Shedding Light On Camping Accommodations

by Ken Morris

While a certain percentage of avid campers prefer to see by the light of a wood fire and a simple flashlight, there are dozens of choices when it comes to lighting the way around an outdoor site. Some of these alternatives involve electricity, while others call for bringing along a kerosene lamp or propane for such items as a cook stove.

Should the camper decide to stay with a simpler plan, such as a combination of wood fire and fuel-driven lamps, preparations will include stocking up on wood, liquid fuel and wicks for the lamps. As a backup plan or alternative, many campers who rely on natural fuels for light also take along battery-powered flashlights and lanterns for those wet nights and quick trips away from the campsite. This was the case for us on our last trip to Benidorm, Spain.

But if the climate you are traveling to calls for more comfort than wood and fuel lamps can provide, it may be necessary to make arrangements for a campsite with electricity. When campers move beyond the more “primitive” level of tent camping and open fires, they often arrive at their outdoor destination in a truck-mounted camper or self-contained motor home. Connecting to electrical service at the campsite provides power for cooking, indoor lighting, recharging battery-powered items and much more. (While some campers and RVs may have electric heat, campers are often warmed by bottled LP gas.)

With most campgrounds it will be necessary to take a few minutes for booking the electric campsite, as the number of RV campers has gone through an amazing growth in recent years. A few minutes spent confirming that a site with electricity will be waiting at the other end of the trip will eliminate most of the stress that comes with making a home away from home. As the family settles in at their “electric” campsite, a number of amenities become available. One family member may prepare a meal on an electric stove or on a range supplied by the same bottled LP gas that serves the camper’s heater. Other family members can turn on a chair-side or bedside electric lamp and read, just as they would at home.

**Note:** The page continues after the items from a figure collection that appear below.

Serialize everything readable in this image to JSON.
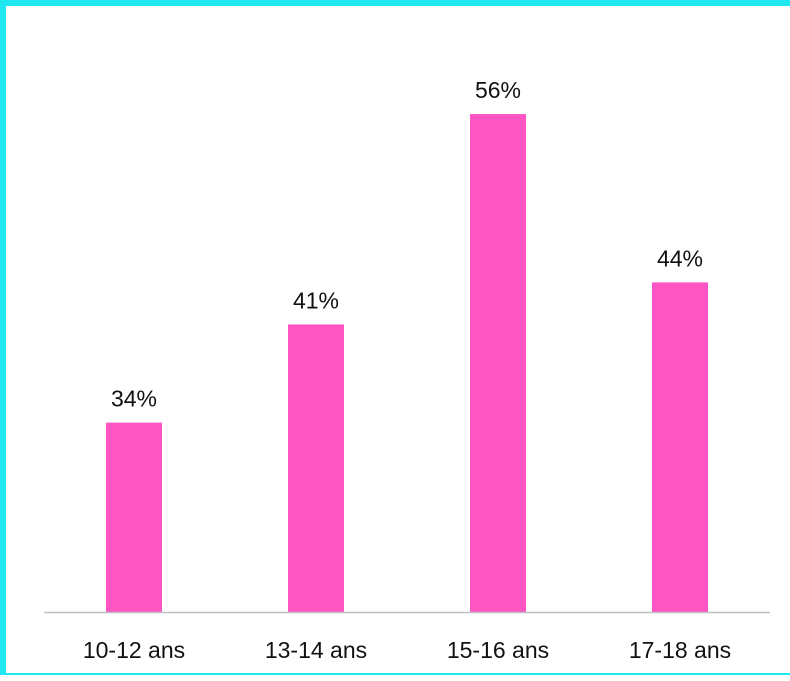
{
  "colors": {
    "bar": "#ff55c3",
    "frame": "#1ee7f0",
    "axis": "#bfbfbf",
    "text": "#111111"
  },
  "chart_data": {
    "type": "bar",
    "title": "",
    "xlabel": "",
    "ylabel": "",
    "categories": [
      "10-12 ans",
      "13-14 ans",
      "15-16 ans",
      "17-18 ans"
    ],
    "values": [
      34,
      41,
      56,
      44
    ],
    "value_labels": [
      "34%",
      "41%",
      "56%",
      "44%"
    ],
    "unit": "%",
    "ylim": [
      20.5,
      58
    ],
    "grid": false,
    "legend": "none"
  }
}
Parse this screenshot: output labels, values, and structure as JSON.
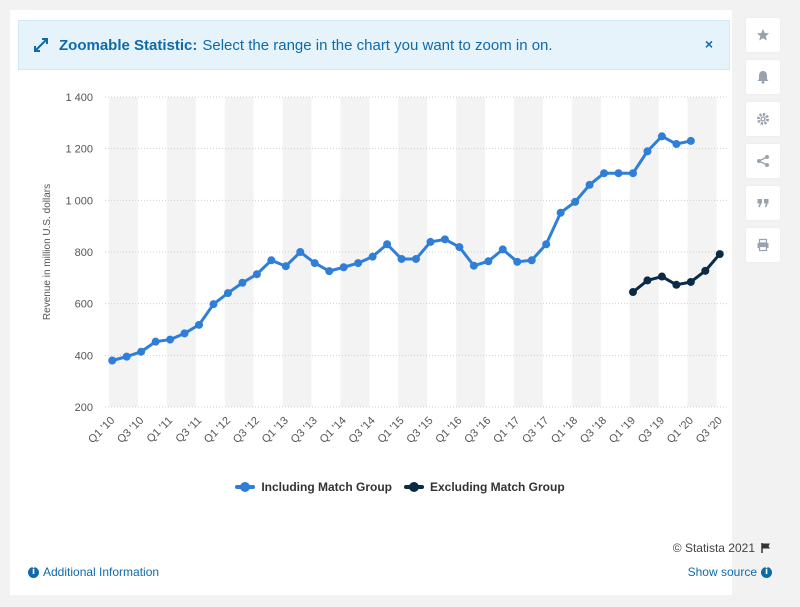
{
  "banner": {
    "title": "Zoomable Statistic:",
    "message": "Select the range in the chart you want to zoom in on.",
    "close": "×"
  },
  "sidebar": {
    "buttons": [
      {
        "name": "star-icon",
        "glyph": "★"
      },
      {
        "name": "bell-icon",
        "glyph": "🔔"
      },
      {
        "name": "gear-icon",
        "glyph": "⚙"
      },
      {
        "name": "share-icon",
        "glyph": "⋖"
      },
      {
        "name": "quote-icon",
        "glyph": "❞"
      },
      {
        "name": "print-icon",
        "glyph": "⎙"
      }
    ]
  },
  "footer": {
    "credit": "© Statista 2021",
    "additional_info": "Additional Information",
    "show_source": "Show source"
  },
  "chart_data": {
    "type": "line",
    "title": "",
    "xlabel": "",
    "ylabel": "Revenue in million U.S. dollars",
    "ylim": [
      200,
      1400
    ],
    "yticks": [
      200,
      400,
      600,
      800,
      1000,
      1200,
      1400
    ],
    "ytick_labels": [
      "200",
      "400",
      "600",
      "800",
      "1 000",
      "1 200",
      "1 400"
    ],
    "grid": true,
    "legend_position": "bottom",
    "categories": [
      "Q1 '10",
      "Q2 '10",
      "Q3 '10",
      "Q4 '10",
      "Q1 '11",
      "Q2 '11",
      "Q3 '11",
      "Q4 '11",
      "Q1 '12",
      "Q2 '12",
      "Q3 '12",
      "Q4 '12",
      "Q1 '13",
      "Q2 '13",
      "Q3 '13",
      "Q4 '13",
      "Q1 '14",
      "Q2 '14",
      "Q3 '14",
      "Q4 '14",
      "Q1 '15",
      "Q2 '15",
      "Q3 '15",
      "Q4 '15",
      "Q1 '16",
      "Q2 '16",
      "Q3 '16",
      "Q4 '16",
      "Q1 '17",
      "Q2 '17",
      "Q3 '17",
      "Q4 '17",
      "Q1 '18",
      "Q2 '18",
      "Q3 '18",
      "Q4 '18",
      "Q1 '19",
      "Q2 '19",
      "Q3 '19",
      "Q4 '19",
      "Q1 '20",
      "Q2 '20",
      "Q3 '20"
    ],
    "xtick_labels": [
      "Q1 '10",
      "Q3 '10",
      "Q1 '11",
      "Q3 '11",
      "Q1 '12",
      "Q3 '12",
      "Q1 '13",
      "Q3 '13",
      "Q1 '14",
      "Q3 '14",
      "Q1 '15",
      "Q3 '15",
      "Q1 '16",
      "Q3 '16",
      "Q1 '17",
      "Q3 '17",
      "Q1 '18",
      "Q3 '18",
      "Q1 '19",
      "Q3 '19",
      "Q1 '20",
      "Q3 '20"
    ],
    "series": [
      {
        "name": "Including Match Group",
        "color": "#2f7ed8",
        "values": [
          380,
          395,
          414,
          453,
          461,
          485,
          518,
          598,
          641,
          681,
          714,
          768,
          745,
          800,
          757,
          726,
          741,
          757,
          782,
          830,
          773,
          773,
          839,
          849,
          819,
          747,
          764,
          810,
          762,
          768,
          830,
          952,
          994,
          1060,
          1105,
          1105,
          1105,
          1190,
          1248,
          1218,
          1230,
          null,
          null
        ]
      },
      {
        "name": "Excluding Match Group",
        "color": "#0b2a45",
        "values": [
          null,
          null,
          null,
          null,
          null,
          null,
          null,
          null,
          null,
          null,
          null,
          null,
          null,
          null,
          null,
          null,
          null,
          null,
          null,
          null,
          null,
          null,
          null,
          null,
          null,
          null,
          null,
          null,
          null,
          null,
          null,
          null,
          null,
          null,
          null,
          null,
          645,
          690,
          705,
          673,
          684,
          727,
          792
        ]
      }
    ]
  }
}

Campers and equipment companies have added another option to the list of ways to shed light on your campsite. In some ways, this new method is a return to the natural sources such as wood. When the sun shines, campers now have the option of operating solar-powered accessories for hours. A unique item known as the photovoltaic cell gathers the sun’s energy and stores it in rechargeable batteries. The best thing about this method: the batteries are often lighter and less bulky than batteries used for traditional flashlights and lanterns because the bulbs require less power.

No matter how you choose to light your way when camping, plan for two methods of lighting. The choices are there!